The embedded view below shows famous theaters around the world, and was created by blending geographic data with another data source. Hover over the marks in the view to see information about each theater. If you would like to follow along with the steps in this topic, click Download in the view below, and then select Tableau Workbook. This will open the view in Tableau Desktop.
Step 1: Create a file that defines your geographic data
When you have a data source that contains geographic information that is not automatically geocoded in Tableau, the first step is to create a second data source that defines the latitudinal and longitudinal values for that information. You will later connect to this file in Tableau Desktop and blend it with your original data source.
Create a second data source with the following information:
Geographic name column: This column includes any geographic information you want to plot on a map view and typically matches a geographic column name in your original data. For example, if your original data source has a column called Street Address, your second data source should also have a column called Street Address. The data in this column would then be all of the street addresses you want to plot on a map view.
If the column does not match a geographic column name in your original data source, you may need to edit the relationships between your two data sources in Tableau Desktop. For more information, see Step 3.
Finally, this column should not match the names of any geographic roles already in Tableau, such as County, Area Code, or CBSA/MSA.

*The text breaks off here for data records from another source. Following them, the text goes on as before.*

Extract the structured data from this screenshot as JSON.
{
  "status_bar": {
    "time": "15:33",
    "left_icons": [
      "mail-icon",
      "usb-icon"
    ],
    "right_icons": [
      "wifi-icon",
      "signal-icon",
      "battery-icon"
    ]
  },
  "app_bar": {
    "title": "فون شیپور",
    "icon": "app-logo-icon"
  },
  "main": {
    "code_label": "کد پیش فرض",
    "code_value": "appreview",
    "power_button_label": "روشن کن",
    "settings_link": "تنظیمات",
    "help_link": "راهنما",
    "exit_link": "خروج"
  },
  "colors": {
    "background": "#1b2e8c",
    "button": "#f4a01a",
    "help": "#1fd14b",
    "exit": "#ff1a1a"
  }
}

Note: The data in these columns can be strings or numbers. However, if your locations are numbers, especially numbers with leading zeros (for example, 00501), make sure the data type of the field is set to String in Tableau. For more information, see Data Types.
Latitude and Longitude columns: The values in these columns need to be in decimal degrees (for example, 47.651808, -122.356881).
Below is an example of an original data source with geographic locations, and a second data source that defines those geographic locations.
|Original data source||Second data source|
Step 2: Connect to the data sources
Connect to the original data source.
Connect to the data source that defines your geographic data.
Step 3: Edit Relationships
(Optional) If the two data sources share the same column names, your data should blend automatically when you add fields to the view. However, if the file you created to define your geographic data does not share the same column name as the geographic data in your original data source, you will need to create a relationship between those two fields using the Edit Relationships option. For information about how to edit relationships, see Blend Your Data.
Step 4: Plot the data on a map view
In the Data pane, select the second data source that defines your geographic data. Under Measures, assign the Latitude geographic role to the Latitude field and the Longitude geographic role to the Longitude field. For more information, see Assign Geographic Roles .
In the Data pane, select the original data source, and then drag the field you want to plot on a map to Detail on the Marks card.
Note: This field should have a data type of String, and should be a dimension. For more information on how to change the data type of a field, see Data Types.
In the Data pane, select the second data source , and then double-click Latitude and Longitude to add them to the Columns and Rows shelves.
The link icon indicates that the Street Address field is blended with the Street Address field in the original data source. A broken link icon indicates that the Street Address field is not blended with the Street Address field in the original data source.
The view is now complete. Each mark represents an address from the original data source.